Find the set of values of x for which \(\left| {x - 1} \right| > \left| {2x - 1} \right|\).

EITHER

\(\left| {x - 1} \right| > \left| {2x - 1} \right| \Rightarrow {(x - 1)^2} > {(2x - 1)^2}\)     M1

\({x^2} - 2x + 1 > 4{x^2} - 4x + 1\)

\(3{x^2} - 2x < 0\)     A1

\(0 < x < \frac{2}{3}\)     A1A1     N2

Note: Award A1A0 for incorrect inequality signs.

OR

\(\left| {x - 1} \right| > \left| {2x - 1} \right|\)

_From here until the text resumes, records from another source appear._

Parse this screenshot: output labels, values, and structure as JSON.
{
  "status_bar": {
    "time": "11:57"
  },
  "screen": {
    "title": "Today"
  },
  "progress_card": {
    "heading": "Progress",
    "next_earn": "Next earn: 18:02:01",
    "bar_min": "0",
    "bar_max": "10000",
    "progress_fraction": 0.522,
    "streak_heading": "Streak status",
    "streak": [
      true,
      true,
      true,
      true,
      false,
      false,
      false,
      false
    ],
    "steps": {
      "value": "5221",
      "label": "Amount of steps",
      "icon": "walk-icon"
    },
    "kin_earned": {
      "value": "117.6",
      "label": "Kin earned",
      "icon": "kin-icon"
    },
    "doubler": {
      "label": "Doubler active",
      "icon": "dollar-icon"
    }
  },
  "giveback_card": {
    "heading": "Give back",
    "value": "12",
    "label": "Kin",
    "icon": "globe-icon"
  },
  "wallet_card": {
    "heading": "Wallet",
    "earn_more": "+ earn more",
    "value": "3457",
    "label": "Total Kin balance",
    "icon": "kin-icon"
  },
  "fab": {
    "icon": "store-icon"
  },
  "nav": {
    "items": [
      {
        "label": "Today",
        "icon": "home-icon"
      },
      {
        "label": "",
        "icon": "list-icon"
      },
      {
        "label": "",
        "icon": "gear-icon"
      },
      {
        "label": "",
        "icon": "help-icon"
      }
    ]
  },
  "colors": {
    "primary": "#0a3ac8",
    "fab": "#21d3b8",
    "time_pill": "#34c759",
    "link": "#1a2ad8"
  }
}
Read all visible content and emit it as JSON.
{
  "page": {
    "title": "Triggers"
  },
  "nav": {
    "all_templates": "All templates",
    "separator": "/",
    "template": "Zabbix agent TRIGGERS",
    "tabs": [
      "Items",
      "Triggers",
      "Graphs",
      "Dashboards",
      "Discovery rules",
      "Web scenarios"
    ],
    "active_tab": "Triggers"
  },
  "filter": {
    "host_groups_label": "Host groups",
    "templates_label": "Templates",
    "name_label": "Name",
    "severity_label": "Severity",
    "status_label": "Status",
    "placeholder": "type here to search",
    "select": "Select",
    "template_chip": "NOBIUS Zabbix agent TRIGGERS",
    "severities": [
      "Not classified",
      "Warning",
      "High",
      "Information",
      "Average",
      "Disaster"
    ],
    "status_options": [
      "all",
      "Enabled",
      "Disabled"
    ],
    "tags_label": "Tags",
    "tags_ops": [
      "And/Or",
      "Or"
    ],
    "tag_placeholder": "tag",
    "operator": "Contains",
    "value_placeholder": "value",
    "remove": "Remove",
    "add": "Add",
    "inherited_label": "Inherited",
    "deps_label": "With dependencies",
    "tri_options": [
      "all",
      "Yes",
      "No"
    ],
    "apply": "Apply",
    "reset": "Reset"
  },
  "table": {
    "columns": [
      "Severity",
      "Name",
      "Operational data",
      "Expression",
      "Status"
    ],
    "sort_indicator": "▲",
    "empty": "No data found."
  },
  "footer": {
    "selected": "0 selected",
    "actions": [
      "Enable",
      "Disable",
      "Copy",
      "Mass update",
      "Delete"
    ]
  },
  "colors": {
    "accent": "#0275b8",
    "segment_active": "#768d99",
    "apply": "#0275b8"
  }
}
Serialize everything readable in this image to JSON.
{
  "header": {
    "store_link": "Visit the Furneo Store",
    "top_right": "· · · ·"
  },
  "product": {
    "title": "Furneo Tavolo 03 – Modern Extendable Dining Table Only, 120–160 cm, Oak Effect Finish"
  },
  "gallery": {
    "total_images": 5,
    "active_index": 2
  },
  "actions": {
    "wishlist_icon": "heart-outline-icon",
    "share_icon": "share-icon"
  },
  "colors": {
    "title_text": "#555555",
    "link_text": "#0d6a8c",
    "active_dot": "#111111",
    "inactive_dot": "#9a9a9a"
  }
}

\(x - 1 = 2x - 1\)     \(x - 1 = 1 - 2x\)     M1A1

\( - x = 0\)     \(3x = 2\)

\(x = 0\)     \(x = \frac{2}{3}\)

Note: Award M1 for any attempt to find a critical value. If graphical methods are used, award M1 for correct graphs, A1 for correct values of x.

\(0 < x < \frac{2}{3}\)     A1A1     N2

Note: Award A1A0 for incorrect inequality signs.

[4 marks]

This question turned out to be more difficult than expected. Candidates who squared both sides or drew a graph generally gave better solutions than those who relied on performing algebraic operations on terms involving modulus signs.